The suspect successfully escaped the encounter, Salazar added, but McGowan saw his face. That allowed investigators to develop a detailed composite. After the close call, the Golden State Killer left Visalia. Authorities believe he then moved to the Sacramento area, where he continued his crime spree and eventually became known as the East Area Rapist.
These charges, as well as two murder charges filed in April, are likely only the beginning of the investigation into DeAngelo’s alleged crimes. After 12 years of break-ins, rapes, and murders, the New York Times notes, the attacks finally abated in 1986, for reasons that still remain unknown. His last suspected crime was the rape and murder of 18-year-old Janelle Cruz in Irvine, California.

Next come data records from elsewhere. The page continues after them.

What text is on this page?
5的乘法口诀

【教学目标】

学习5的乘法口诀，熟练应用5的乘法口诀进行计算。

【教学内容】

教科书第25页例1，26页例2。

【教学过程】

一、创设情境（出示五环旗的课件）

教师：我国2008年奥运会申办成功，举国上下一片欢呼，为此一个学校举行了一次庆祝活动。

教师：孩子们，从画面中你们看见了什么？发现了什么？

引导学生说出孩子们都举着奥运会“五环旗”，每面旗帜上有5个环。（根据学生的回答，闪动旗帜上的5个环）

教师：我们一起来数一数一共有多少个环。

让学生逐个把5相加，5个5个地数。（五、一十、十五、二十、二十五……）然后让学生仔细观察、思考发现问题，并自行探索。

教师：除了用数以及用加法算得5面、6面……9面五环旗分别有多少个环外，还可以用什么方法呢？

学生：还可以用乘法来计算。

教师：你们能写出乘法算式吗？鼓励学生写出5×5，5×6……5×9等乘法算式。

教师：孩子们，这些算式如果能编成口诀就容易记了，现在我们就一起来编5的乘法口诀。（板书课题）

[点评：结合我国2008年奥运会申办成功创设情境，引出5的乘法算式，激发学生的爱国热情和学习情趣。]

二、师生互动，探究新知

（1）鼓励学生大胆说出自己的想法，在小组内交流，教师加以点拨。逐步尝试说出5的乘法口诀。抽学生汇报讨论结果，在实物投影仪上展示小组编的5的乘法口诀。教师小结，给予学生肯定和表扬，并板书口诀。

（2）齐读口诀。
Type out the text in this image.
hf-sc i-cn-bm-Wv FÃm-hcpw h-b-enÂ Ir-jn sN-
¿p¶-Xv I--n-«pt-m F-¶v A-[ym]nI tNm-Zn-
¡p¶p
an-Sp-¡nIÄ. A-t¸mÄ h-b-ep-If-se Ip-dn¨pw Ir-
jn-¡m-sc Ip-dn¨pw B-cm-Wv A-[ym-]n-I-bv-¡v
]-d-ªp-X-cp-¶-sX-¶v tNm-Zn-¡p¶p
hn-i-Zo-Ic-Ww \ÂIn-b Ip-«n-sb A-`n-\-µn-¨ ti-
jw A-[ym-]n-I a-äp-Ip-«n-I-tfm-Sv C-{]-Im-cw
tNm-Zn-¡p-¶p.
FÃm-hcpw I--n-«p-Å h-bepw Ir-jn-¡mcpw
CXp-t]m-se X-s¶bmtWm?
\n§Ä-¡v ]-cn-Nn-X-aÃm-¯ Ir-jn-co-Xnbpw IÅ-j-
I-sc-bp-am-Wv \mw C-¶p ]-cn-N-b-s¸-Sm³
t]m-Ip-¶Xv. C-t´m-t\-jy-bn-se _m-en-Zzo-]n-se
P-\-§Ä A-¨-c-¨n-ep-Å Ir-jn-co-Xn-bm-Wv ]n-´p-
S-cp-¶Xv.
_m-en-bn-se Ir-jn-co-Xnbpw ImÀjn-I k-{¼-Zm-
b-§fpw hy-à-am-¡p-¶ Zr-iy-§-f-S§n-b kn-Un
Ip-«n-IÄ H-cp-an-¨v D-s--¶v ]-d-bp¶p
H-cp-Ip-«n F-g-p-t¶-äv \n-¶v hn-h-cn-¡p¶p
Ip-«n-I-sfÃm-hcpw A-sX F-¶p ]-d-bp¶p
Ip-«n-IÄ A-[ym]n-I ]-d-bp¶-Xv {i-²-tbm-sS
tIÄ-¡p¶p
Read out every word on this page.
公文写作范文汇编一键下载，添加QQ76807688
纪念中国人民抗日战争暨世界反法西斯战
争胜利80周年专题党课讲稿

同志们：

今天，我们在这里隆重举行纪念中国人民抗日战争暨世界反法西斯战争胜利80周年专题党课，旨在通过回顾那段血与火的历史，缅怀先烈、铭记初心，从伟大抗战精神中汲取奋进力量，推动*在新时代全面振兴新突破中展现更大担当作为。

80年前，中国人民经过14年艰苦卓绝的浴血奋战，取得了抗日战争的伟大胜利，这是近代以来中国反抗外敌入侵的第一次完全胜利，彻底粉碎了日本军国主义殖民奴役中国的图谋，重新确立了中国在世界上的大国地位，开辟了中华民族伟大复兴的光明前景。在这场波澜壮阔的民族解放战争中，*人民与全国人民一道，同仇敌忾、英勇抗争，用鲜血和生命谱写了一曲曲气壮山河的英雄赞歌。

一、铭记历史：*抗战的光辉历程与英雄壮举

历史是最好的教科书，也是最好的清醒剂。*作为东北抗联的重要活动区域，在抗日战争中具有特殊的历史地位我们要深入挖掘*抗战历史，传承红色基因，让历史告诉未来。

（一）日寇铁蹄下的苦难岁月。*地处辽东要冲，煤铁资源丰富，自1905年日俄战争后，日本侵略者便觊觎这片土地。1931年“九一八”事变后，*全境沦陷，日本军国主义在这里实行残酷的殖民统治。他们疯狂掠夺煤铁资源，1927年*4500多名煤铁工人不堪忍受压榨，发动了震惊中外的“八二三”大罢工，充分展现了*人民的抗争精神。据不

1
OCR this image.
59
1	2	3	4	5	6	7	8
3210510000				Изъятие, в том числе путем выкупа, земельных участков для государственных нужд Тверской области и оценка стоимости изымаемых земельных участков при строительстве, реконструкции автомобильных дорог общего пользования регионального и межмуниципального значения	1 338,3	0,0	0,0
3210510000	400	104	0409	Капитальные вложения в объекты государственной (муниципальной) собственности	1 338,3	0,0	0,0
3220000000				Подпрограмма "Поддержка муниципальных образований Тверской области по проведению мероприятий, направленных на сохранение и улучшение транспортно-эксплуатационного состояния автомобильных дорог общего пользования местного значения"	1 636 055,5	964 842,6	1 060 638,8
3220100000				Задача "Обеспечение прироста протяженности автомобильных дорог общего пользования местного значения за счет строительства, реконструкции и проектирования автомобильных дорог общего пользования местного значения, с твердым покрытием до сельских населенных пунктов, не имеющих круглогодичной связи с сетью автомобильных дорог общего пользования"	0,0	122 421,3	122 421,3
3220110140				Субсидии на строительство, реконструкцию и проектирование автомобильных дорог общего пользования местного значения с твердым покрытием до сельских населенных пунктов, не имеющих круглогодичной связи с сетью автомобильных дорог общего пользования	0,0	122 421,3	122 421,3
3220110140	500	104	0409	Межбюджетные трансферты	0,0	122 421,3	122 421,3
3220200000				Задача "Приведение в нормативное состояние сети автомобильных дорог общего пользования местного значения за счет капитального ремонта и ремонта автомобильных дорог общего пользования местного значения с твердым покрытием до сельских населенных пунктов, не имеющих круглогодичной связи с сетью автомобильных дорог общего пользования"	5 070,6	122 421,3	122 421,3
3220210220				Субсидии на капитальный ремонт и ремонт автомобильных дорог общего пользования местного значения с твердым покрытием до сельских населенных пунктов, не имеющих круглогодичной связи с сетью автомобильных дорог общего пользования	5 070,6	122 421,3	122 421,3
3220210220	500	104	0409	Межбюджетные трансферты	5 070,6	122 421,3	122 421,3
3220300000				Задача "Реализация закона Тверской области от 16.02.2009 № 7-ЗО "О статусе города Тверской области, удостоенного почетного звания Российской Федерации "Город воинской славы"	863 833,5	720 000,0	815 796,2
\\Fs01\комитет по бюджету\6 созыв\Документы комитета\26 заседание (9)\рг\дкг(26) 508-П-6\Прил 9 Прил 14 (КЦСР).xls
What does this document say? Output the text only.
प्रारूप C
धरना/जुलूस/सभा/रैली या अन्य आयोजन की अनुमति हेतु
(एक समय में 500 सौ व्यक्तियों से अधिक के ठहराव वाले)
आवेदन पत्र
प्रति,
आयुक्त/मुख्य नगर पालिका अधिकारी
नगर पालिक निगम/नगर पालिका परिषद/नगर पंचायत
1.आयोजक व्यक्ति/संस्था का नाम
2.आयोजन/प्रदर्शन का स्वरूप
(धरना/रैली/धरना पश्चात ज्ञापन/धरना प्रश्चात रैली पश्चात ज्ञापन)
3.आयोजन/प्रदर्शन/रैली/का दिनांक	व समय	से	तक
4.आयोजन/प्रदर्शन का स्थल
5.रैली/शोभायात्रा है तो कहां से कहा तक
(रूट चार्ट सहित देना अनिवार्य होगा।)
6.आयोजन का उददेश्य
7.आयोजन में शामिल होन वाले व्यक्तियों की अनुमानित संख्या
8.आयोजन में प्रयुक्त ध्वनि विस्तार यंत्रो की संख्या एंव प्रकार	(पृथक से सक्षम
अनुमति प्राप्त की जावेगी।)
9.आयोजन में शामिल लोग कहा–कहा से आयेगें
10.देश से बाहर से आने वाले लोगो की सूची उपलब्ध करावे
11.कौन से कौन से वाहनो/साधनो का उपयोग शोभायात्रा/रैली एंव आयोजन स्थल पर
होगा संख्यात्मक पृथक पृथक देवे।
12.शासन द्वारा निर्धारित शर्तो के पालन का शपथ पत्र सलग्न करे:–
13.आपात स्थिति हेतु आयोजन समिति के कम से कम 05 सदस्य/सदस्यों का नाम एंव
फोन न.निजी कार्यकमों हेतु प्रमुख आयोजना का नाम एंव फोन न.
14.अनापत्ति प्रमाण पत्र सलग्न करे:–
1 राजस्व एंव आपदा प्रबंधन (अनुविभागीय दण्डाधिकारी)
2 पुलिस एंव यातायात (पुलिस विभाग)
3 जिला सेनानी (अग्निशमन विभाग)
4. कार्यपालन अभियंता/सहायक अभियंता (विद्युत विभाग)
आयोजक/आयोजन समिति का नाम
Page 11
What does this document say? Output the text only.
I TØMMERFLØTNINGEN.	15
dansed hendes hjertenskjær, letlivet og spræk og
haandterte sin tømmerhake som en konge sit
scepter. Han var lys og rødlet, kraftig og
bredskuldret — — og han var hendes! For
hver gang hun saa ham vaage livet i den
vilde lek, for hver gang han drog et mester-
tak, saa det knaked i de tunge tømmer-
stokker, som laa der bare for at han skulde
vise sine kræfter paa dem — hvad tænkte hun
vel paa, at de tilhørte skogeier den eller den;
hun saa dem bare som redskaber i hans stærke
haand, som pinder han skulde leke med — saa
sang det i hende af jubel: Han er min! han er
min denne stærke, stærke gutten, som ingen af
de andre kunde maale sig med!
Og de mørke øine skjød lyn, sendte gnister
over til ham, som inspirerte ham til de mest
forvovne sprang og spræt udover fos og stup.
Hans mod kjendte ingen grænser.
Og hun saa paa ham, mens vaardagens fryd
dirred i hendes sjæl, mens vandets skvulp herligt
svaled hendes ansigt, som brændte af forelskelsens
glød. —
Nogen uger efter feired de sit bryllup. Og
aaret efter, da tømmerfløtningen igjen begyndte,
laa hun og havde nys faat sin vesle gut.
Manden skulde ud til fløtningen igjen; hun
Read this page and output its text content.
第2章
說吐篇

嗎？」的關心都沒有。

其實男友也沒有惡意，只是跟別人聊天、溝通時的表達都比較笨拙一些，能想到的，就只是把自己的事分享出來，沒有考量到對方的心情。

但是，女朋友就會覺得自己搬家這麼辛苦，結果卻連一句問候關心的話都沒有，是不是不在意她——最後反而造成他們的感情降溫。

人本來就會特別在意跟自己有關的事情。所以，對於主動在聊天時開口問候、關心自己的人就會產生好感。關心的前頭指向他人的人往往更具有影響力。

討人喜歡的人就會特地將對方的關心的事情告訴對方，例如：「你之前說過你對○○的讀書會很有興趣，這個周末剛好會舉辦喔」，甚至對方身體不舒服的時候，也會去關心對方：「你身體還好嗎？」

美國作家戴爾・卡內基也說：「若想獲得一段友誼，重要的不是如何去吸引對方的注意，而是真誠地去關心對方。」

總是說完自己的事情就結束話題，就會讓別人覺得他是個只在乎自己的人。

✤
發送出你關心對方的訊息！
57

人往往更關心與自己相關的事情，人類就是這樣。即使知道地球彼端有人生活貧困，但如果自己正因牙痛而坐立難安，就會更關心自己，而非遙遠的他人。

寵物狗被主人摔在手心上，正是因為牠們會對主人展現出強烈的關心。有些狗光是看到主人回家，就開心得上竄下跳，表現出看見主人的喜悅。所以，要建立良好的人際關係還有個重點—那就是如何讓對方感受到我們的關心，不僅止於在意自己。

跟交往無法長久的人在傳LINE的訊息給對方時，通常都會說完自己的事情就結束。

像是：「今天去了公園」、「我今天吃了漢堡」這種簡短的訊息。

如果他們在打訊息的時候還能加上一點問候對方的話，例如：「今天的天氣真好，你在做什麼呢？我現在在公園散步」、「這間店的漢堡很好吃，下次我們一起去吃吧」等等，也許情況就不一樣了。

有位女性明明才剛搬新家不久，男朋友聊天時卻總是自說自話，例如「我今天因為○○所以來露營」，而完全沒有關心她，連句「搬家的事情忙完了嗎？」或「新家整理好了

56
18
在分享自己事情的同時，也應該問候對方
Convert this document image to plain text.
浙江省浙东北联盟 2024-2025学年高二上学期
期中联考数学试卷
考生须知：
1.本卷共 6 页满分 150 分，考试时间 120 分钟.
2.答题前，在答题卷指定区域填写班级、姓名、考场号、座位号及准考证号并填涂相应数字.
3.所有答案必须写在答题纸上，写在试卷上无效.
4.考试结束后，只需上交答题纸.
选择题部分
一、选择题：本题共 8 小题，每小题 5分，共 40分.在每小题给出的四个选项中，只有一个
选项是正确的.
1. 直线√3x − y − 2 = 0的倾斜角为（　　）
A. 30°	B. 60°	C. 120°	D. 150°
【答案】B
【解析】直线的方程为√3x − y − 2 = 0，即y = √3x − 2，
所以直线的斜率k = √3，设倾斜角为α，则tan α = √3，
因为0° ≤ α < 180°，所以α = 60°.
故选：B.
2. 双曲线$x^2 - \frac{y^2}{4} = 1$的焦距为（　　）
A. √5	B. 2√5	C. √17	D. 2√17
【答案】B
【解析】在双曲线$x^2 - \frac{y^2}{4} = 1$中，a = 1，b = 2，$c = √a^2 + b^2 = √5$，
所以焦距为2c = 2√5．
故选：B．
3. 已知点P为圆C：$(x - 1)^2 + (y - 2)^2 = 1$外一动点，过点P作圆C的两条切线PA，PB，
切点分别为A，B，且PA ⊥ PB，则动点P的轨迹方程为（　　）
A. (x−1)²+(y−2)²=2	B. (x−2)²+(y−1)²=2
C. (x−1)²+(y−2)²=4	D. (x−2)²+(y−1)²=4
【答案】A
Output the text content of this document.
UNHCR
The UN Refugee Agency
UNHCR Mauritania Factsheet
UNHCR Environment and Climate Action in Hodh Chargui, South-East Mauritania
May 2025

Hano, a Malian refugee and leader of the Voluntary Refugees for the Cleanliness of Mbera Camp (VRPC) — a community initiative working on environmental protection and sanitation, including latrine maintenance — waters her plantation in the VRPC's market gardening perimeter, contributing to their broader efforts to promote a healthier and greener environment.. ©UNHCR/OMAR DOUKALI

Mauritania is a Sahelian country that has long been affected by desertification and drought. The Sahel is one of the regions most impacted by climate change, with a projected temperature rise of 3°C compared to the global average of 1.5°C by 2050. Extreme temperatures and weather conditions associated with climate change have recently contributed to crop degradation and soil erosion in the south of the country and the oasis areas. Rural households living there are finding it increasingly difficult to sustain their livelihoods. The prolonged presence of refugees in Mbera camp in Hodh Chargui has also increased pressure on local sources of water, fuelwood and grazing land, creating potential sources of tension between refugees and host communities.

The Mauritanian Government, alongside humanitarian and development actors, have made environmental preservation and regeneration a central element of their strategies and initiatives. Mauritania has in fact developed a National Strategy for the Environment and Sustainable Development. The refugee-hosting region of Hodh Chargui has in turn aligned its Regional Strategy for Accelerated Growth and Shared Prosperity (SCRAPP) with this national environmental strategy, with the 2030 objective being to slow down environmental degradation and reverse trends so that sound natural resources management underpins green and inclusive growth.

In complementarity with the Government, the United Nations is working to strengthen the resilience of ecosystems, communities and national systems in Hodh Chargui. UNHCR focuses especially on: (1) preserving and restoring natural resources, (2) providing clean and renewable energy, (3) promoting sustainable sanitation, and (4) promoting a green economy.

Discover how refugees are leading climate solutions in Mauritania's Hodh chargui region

As the terror subsided and the case proved near-impossible to crack in the decades that followed, interest in the whereabouts of the Golden State Killer diminished.
The case heated up again briefly in 2001, the Times noted, when DNA successfully linked the murders in Southern California with the rapes that happened further north. It drew interest again in 2013, when crime writer Michelle McNamara, the author of I’ll Be Gone in the Dark, penned an article about the case for Los Angeles Magazine. In 2016, the FBI announced a partnership with the Sacramento County District Attorney’s Office to investigate the crimes once more, announcing a $50,000 reward for information that could lead to arrest and conviction.
The breakthrough in the crime was a genealogical miracle, described by the Times as a “Hail Mary” from a district attorney investigator who had monitored the case for 24 years.
The investigator, Paul Holes, was about to retire. But first, he ran DNA swiped from a 1980 double murder in Ventura County through a genealogy website. That led him to DeAngelo’s relatives—and eventually, to DeAngelo himself. Investigators successfully matched DeAngelo’s DNA, taken from objects he left outside his home, with the 1980 sample. They believed they found their man.
Since his arrest, DeAngelo has been held without bail. He has yet to submit a plea in any of his criminal cases.
And although the Golden State Killer has not struck since 1986, DeAngelo’s arrest has left California residents—especially the families of his alleged victims—with a sense of peace.
“I’m just very happy he’s caught,” Hupp told CBS. “He’s a very evil person.”